Although gold investments can be regarded as one of the most tempting venues for investors to venture into with an aim to bump up their investment returns with a commodity that is largely considered safe, it is not exactly as solid and sure as most people think it is.
As a matter of fact, gold should not be even be considered as an investment, it is a hedge, and as a hedge it will always remain and the same goes to silver, platinum or even palladium. It is a hedge that provides a little relief against the risk of losses suffered from other asset classes which includes property, equities and bonds. Gold and other precious metals have always been utilised as a hedge against the pressures of inflation and that same thinking holds until today, despite markets being totally unpredictable and even senseless at times.
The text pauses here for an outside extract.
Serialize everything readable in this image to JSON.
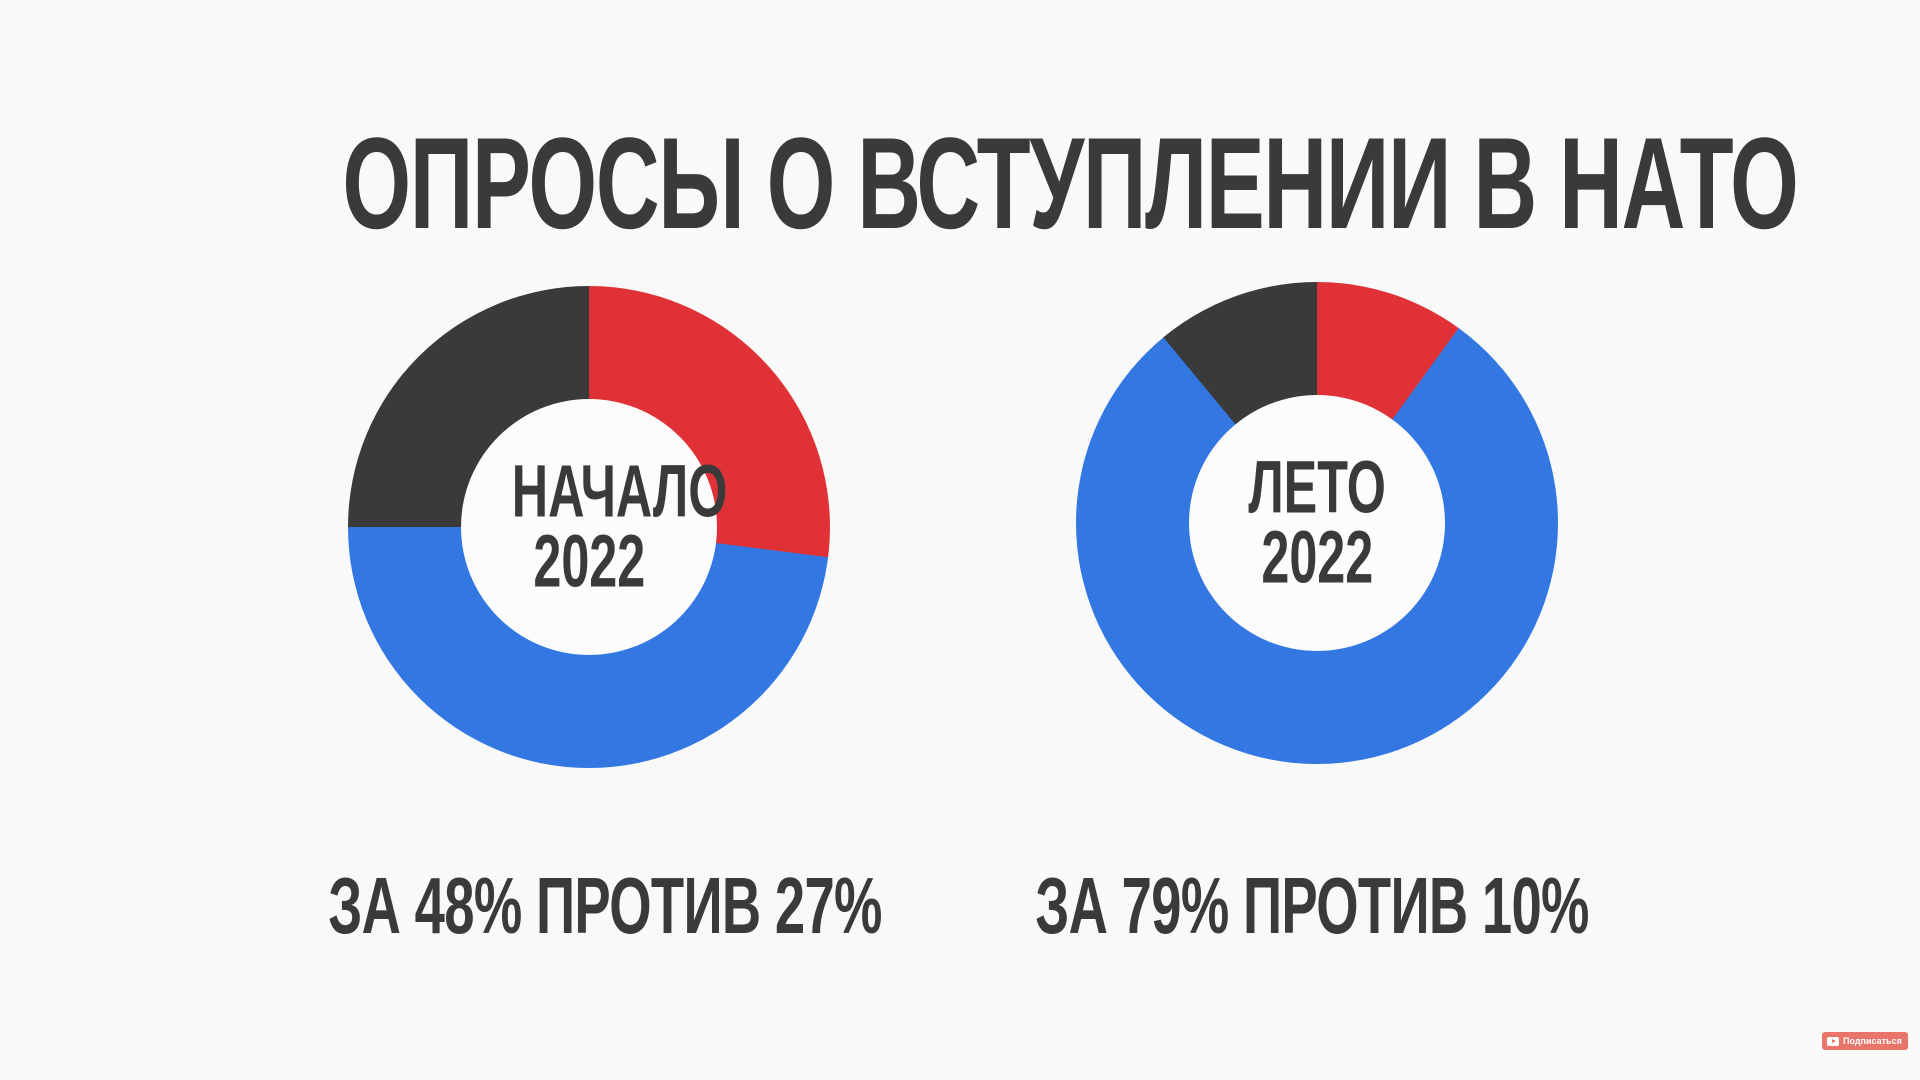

Basically, owning gold, gives back people who own gold the purchasing power that they lose because of inflation and the truth is that in economics, inflation is a constant as money will continue to depreciate as more and more o it is printed.
The reason for this fear is largely due to the fiscal and monetary policies being executed by the federal reserve due to high federal deficits spending coupled with interest rates kept near zero value, which actually makes gold attractive as most other investments do not have the ability to keep up with inflation.
The simple equation behind this reasoning is when governments offer real interest rates that are negative, that will be exactly what investors will be earning based on those rates and if we were to remove the CPI numbers we end up with a deficit spending minus fiscal slashing causing gold’s value to increase based on that country’s currency. The reverse applies if at all the interest rates were set to 2 percent higher, because if that was affected, the inflation rate it would advocate a decrease in prices of gold.
However, these are just theoretically correct and although they seem to hold true in most instances, there are times when they just do not work as they are supposed to. Sometimes the increase in gold prices are driven by fear and would have nothing to do with interest rates, when the majority of people start having doubts about the direction of the financial system, they abandon most other commodities in favour of gold and the same can be said to happen when there are regional armed conflicts or even terrorist attacks.
Other factors that drive gold prices is demand and a lot depends on the economic conditions in China and India, who just happen to be the world’s biggest gold consumers. Any changes in demand from these two economies have a significant impact on the prices of gold. However, these demand pressures typically attract new supply and therefore even when demand is high, prices have the potential to go down due to new entrants into the market on the supply side.